Department of Microbiology, Faculty of Medicine, Wroclaw Medical University, Wroclaw, Poland.
Department of Environment, Hygiene and Animal Welfare, Wroclaw University of Environmental and Life Sciences, Wroclaw, Poland.
Front Cell Infect Microbiol. 2022 Mar 25;12:868905. doi: 10.3389/fcimb.2022.868905. eCollection 2022.

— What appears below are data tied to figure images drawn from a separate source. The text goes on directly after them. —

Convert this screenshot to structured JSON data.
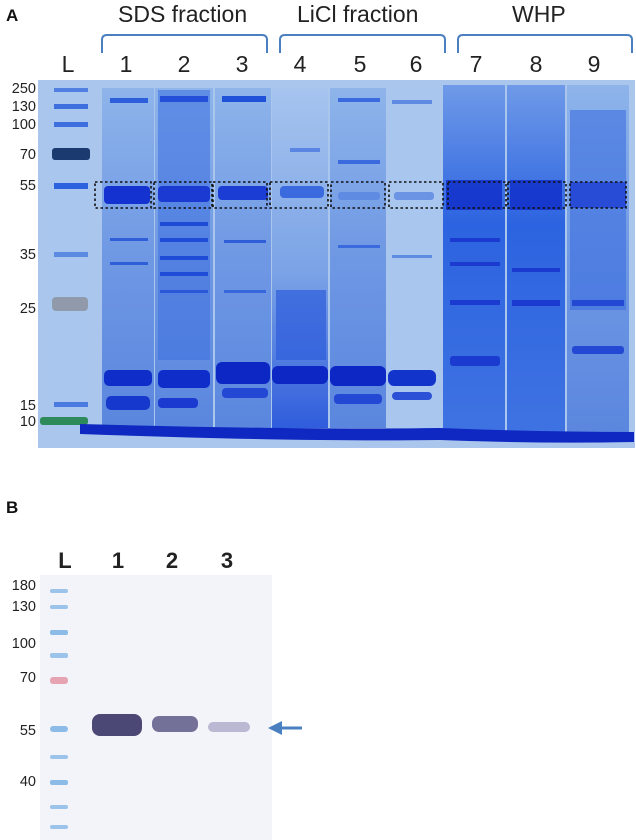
{
  "panel_a": {
    "letter": "A",
    "groups": [
      {
        "label": "SDS fraction"
      },
      {
        "label": "LiCl fraction"
      },
      {
        "label": "WHP"
      }
    ],
    "lanes": [
      "L",
      "1",
      "2",
      "3",
      "4",
      "5",
      "6",
      "7",
      "8",
      "9"
    ],
    "markers": [
      "250",
      "130",
      "100",
      "70",
      "55",
      "35",
      "25",
      "15",
      "10"
    ]
  },
  "panel_b": {
    "letter": "B",
    "lanes": [
      "L",
      "1",
      "2",
      "3"
    ],
    "markers": [
      "180",
      "130",
      "100",
      "70",
      "55",
      "40"
    ]
  },
  "colors": {
    "gel_bg": "#9fc0ea",
    "band": "#1c3fd6",
    "bracket": "#4a7fc0",
    "arrow": "#4a7fc0",
    "western_band": "#3a3566"
  }
}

It is widely accepted that production of biofilm is a protective mechanism against various type of stressors, including exposure to antibiotics. However, the impact of this structure on the spread of antibiotic resistance in is still poorly understood. Therefore, the aim of the current research was to determine the relationship between biofilm formation and antibiotic resistance of . The study was carried out on 24 clinical strains with different resistance profiles (antibiotic-sensitive, mono-resistant, double-resistant and multidrug-resistant) against clarithromycin (CLR), metronidazole (MTZ) and levofloxacin (LEV). Using static conditions and a crystal violet staining method, a strong correlation was observed between biofilm formation and resistance to CLR but not MTZ or LEV. Based on the obtained results, three the strongest and three the weakest biofilm producers were selected and directed for a set of microfluidic experiments performed in the Bioflux system combined with fluorescence microscopy. Under continuous flow conditions, it was observed that strong biofilm producers formed twice as much of biofilm and created significantly more eDNA and in particular proteins within the biofilm matrix when compared to weak biofilm producers. Additionally, it was noticed that strong biofilm producers had higher tendency for autoaggregation and presented morphostructural differences (a greater cellular packing, shorter cells and a higher amount of both OMVs and flagella) in relation to weak biofilm counterparts. In conclusion, resistance to CLR in clinical strains was associated with a broad array of phenotypical features translating to the ability of strong biofilm formation.
人们普遍认为,生物膜的产生是一种针对各种应激源的保护机制,包括暴露于抗生素。然而,这种结构对抗生素耐药性在中的传播的影响仍知之甚少。因此,本研究旨在确定生物膜形成与临床分离株的抗生素耐药性之间的关系。该研究在 24 株具有不同耐药谱(对克拉霉素[CLR]、甲硝唑[MTZ]和左氧氟沙星[LEV]敏感、单耐药、双耐药和多药耐药)的临床分离株上进行。使用静态条件和结晶紫染色法,观察到生物膜形成与 CLR 耐药性之间存在很强的相关性,但与 MTZ 或 LEV 耐药性无关。基于获得的结果,选择了三个最强和三个最弱的生物膜产生者,并在结合荧光显微镜的 Bioflux 系统中进行了一组微流控实验。在连续流动条件下,观察到强生物膜产生者形成了两倍的生物膜,并且在生物膜基质中产生了更多的 eDNA,特别是蛋白质,与弱生物膜产生者相比。此外,还注意到强生物膜产生者具有更高的自动聚集倾向,并表现出形态结构差异(细胞包装更紧密、细胞更短、OMVs 和鞭毛的数量也更多)与弱生物膜对应物相比。总之,临床分离株对 CLR 的耐药性与一系列表型特征相关,这些特征转化为强生物膜形成的能力。